Court of Federal Claims Disagrees with GAO on Application of VA’s Veterans’ Preference Contracting Program
The Veterans Benefits, Health Care, and Information Technology Act of 2006, codified at 38 U.S.C. §§ 8127-28 requires the Administrator of the Department of Veterans’ Affairs (VA) to establish goals for awarding contracts to veteran owned small businesses (VOSB) and service disabled veteran owned small businesses (SDVOSB). To accomplish this, the Act requires VA contracting officers to conduct market research to determine if there is a reasonable likelihood that two or more responsible VOSBs or SDVOSBs can perform a requirement at a fair and reasonable price. In other words, the familiar rule of two applies to VA procurements in this regard.

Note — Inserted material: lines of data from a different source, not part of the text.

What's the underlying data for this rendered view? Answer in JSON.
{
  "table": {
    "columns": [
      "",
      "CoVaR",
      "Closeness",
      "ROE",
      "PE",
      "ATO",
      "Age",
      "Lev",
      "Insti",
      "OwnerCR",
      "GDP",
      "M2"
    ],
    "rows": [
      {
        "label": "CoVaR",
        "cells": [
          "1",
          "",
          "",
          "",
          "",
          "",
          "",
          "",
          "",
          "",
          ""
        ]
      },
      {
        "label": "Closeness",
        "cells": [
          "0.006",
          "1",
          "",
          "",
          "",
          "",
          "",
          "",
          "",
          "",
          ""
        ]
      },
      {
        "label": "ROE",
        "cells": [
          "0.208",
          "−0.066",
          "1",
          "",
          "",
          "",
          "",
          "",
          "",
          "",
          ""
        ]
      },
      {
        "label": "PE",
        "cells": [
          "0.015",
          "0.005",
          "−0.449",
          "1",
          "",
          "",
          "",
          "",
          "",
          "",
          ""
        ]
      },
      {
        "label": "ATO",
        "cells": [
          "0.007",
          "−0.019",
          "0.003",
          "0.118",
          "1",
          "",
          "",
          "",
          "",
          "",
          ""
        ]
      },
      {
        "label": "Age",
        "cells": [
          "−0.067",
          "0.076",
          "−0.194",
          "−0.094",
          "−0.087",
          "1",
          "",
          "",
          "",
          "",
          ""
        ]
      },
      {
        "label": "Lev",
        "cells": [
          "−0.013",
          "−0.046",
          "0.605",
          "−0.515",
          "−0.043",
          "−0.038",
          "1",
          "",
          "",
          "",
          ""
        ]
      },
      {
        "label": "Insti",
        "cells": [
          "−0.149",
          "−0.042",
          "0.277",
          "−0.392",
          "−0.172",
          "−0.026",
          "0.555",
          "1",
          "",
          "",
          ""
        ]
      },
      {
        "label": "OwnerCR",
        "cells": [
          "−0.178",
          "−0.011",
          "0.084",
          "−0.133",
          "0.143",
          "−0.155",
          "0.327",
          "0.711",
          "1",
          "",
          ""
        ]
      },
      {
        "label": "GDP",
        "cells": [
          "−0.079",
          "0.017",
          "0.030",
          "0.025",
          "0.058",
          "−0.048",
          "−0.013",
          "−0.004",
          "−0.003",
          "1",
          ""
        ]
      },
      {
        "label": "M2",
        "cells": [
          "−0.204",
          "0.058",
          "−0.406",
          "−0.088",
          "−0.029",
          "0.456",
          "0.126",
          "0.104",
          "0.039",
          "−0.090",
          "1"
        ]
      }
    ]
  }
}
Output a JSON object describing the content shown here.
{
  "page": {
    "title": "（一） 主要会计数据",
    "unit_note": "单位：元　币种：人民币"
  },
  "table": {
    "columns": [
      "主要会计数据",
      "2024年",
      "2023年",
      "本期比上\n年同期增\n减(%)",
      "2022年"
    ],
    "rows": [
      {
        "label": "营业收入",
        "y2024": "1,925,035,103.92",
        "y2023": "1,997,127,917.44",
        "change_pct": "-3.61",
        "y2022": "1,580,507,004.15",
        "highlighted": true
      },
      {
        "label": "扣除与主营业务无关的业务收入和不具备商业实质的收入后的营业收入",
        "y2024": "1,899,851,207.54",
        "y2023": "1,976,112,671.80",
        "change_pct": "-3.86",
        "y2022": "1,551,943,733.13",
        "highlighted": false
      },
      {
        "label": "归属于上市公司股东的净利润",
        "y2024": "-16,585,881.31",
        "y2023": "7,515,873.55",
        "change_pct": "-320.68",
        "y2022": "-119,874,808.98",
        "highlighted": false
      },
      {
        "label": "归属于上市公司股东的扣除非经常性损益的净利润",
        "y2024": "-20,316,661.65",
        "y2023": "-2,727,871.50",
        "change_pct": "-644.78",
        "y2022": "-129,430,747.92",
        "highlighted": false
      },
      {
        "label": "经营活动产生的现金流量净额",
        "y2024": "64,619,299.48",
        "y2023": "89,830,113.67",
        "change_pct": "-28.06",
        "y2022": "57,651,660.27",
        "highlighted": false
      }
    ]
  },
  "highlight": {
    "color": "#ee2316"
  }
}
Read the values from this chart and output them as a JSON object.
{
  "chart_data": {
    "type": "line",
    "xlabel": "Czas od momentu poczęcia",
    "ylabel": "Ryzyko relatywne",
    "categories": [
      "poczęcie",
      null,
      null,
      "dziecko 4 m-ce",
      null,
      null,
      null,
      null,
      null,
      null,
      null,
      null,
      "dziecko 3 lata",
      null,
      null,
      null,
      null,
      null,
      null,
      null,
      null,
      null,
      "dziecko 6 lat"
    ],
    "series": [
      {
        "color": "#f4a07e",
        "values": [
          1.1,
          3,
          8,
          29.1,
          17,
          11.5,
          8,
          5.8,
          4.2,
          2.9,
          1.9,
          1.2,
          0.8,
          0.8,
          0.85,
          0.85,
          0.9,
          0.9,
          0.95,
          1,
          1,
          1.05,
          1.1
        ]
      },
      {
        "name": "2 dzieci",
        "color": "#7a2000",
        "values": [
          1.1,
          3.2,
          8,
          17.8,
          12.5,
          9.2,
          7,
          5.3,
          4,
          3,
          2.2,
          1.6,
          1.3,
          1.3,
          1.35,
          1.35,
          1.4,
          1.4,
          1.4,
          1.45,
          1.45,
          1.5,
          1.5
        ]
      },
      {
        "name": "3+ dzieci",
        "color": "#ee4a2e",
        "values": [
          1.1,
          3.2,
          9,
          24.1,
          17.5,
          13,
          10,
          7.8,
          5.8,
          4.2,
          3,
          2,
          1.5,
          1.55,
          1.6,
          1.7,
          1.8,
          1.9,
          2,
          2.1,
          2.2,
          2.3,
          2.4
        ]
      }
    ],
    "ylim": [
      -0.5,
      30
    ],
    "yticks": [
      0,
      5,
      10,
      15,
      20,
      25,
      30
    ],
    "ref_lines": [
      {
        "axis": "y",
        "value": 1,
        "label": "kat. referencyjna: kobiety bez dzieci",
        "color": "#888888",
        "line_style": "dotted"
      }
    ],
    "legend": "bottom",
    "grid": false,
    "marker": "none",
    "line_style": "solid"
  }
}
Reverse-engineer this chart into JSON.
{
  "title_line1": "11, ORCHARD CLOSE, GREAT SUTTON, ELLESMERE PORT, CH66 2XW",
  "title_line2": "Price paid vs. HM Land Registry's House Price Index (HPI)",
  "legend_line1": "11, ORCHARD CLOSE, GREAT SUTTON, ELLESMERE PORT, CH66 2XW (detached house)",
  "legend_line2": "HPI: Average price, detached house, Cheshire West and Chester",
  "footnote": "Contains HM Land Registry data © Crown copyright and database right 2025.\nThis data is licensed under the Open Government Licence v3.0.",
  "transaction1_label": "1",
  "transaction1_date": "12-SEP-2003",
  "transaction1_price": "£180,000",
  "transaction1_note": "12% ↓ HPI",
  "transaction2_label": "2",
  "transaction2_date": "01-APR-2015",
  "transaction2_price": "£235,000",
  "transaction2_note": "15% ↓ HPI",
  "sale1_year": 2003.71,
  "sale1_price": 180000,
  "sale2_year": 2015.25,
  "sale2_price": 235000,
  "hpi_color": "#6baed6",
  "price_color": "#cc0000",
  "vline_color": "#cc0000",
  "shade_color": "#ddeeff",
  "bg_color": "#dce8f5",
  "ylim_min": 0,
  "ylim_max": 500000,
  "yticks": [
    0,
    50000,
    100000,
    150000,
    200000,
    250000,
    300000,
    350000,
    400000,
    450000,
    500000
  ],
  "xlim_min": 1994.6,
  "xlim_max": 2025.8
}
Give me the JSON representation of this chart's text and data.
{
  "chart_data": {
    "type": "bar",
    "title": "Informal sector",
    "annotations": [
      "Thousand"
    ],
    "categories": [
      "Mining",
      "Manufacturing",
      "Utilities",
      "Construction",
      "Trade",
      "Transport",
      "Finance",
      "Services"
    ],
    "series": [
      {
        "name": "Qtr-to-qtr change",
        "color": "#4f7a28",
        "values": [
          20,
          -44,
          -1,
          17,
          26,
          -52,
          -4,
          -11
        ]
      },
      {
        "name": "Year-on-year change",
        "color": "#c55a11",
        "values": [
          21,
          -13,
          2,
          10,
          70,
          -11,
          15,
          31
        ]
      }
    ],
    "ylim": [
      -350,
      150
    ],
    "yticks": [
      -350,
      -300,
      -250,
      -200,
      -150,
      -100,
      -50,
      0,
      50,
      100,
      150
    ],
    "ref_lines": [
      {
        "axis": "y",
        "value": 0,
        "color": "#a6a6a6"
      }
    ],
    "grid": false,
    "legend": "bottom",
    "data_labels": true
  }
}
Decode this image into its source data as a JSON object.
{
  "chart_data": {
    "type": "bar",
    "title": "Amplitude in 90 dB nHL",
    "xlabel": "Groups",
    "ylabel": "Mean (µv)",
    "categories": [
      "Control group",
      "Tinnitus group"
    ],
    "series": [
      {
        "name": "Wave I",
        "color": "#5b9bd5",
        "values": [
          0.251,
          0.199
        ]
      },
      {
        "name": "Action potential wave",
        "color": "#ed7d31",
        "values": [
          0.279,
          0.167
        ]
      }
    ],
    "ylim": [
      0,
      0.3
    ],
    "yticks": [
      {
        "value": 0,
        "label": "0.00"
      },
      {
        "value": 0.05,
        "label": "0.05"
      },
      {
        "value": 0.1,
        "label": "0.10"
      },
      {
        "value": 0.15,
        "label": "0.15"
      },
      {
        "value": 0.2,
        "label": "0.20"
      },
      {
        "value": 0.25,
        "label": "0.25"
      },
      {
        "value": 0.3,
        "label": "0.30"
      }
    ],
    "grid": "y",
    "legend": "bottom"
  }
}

Further, the Act establishes an order of preference for award of contracts to small businesses as follows:
• Awards to SDVOSBs
• Awards to VOSBs
• Awards to 8(a) concerns or HUBZone small business concerns
• Awards to any other small business.
In addition, to qualify for the preference, SDVOSBs and VOSBs must be registered in a database of qualified small business concerns maintained by the VA.
For several years, there has been a dispute between the VA and Government Accountability Office (GAO) over the application of the Act and its contracting preferences in regard to orders issued under the Federal Supply Schedules (FSS) maintained by the General Services Administration (GSA). The VA has maintained that it does not have to determine if the rule of two applies before it can issue orders against the FSS. However, in several bid protest decisions, the GAO has held that the rule of two does apply to such actions and that the VA must determine that there are not two potential qualified VOSB or SDVOSB offerors before using the FSS to satisfy a requirement. VA has consistently refused to follow the GAO recommendations in these decisions.
In Kingdomware Technologies, Inc. v. U.S., COFC No. 12-173C (November 27, 2012), the Court of Federal Claims (COFC) was asked to address this issue. Kingdomware is a qualified SDVOSB but is not a GSA Schedule holder. It had filed a bid protest with GAO challenging the issuance of an order under the FSS by the VA. In its protest, Kingdomware alleged that the VA did not follow the rule of two as required by the Act. The GAO agreed with Kingdomware and recommended that the VA do so. The VA refused and Kingdomware filed suit in the COFC.
Before the Court, the government argued that the Act was a goal setting statute and did not require the application of the rule of two in every case. The government argued that the VA has discretion as to when to exercise the contracting preferences granted by the Act in order to achieve the goals required to be set by the Act. Therefore, the VA could issue orders against the FSS without first conducting market research to determine if the rule of two applied. The Court agreed with the government and disagreed with the GAO’s decision in the Kingdomware protest.
There are several aspects of the Court’s decision that are significant. First, the COFC decision is not binding on the GAO. Therefore, unless the Kingdomware decision is appealed to the Court of Appeals for the Federal Circuit, the GAO can continue with its view of the Act. In this regard, GAO bid protest decisions are not binding on an agency, but are merely recommendations as to actions the agency should take. If an agency decides not to follow a GAO recommendation, it must inform the GAO of this decision and GAO must include all instances of where an agency has not followed a GAO recommendation in the GAO’s annual report to Congress regarding its bid protest activities. On the other hand, COFC decisions are binding on the parties to the litigation. However, COFC decisions are not binding on other judges on the court. Thus, it is possible that another judge on the court could have a different view of the Act than that expressed in Kingdomware.
Another aspect of the Kingdomware decision is the effect it may have on a contractor’s decision whether to become a qualified vendor in the VA database. There has been much dissatisfaction among contractors and Congress with the process VA uses to qualify vendors. Most of this dissatisfaction is focused on what the critics call an overly strict process for determining eligibility. According to critics, many qualified vendors are being denied status as a qualified vendor because of this process. Therefore, if a contractor is in a line of business that is covered by a Schedule, it may be more advantageous to seek to obtain a Schedule contract rather than attempt to become a qualified vendor listed in the VA database.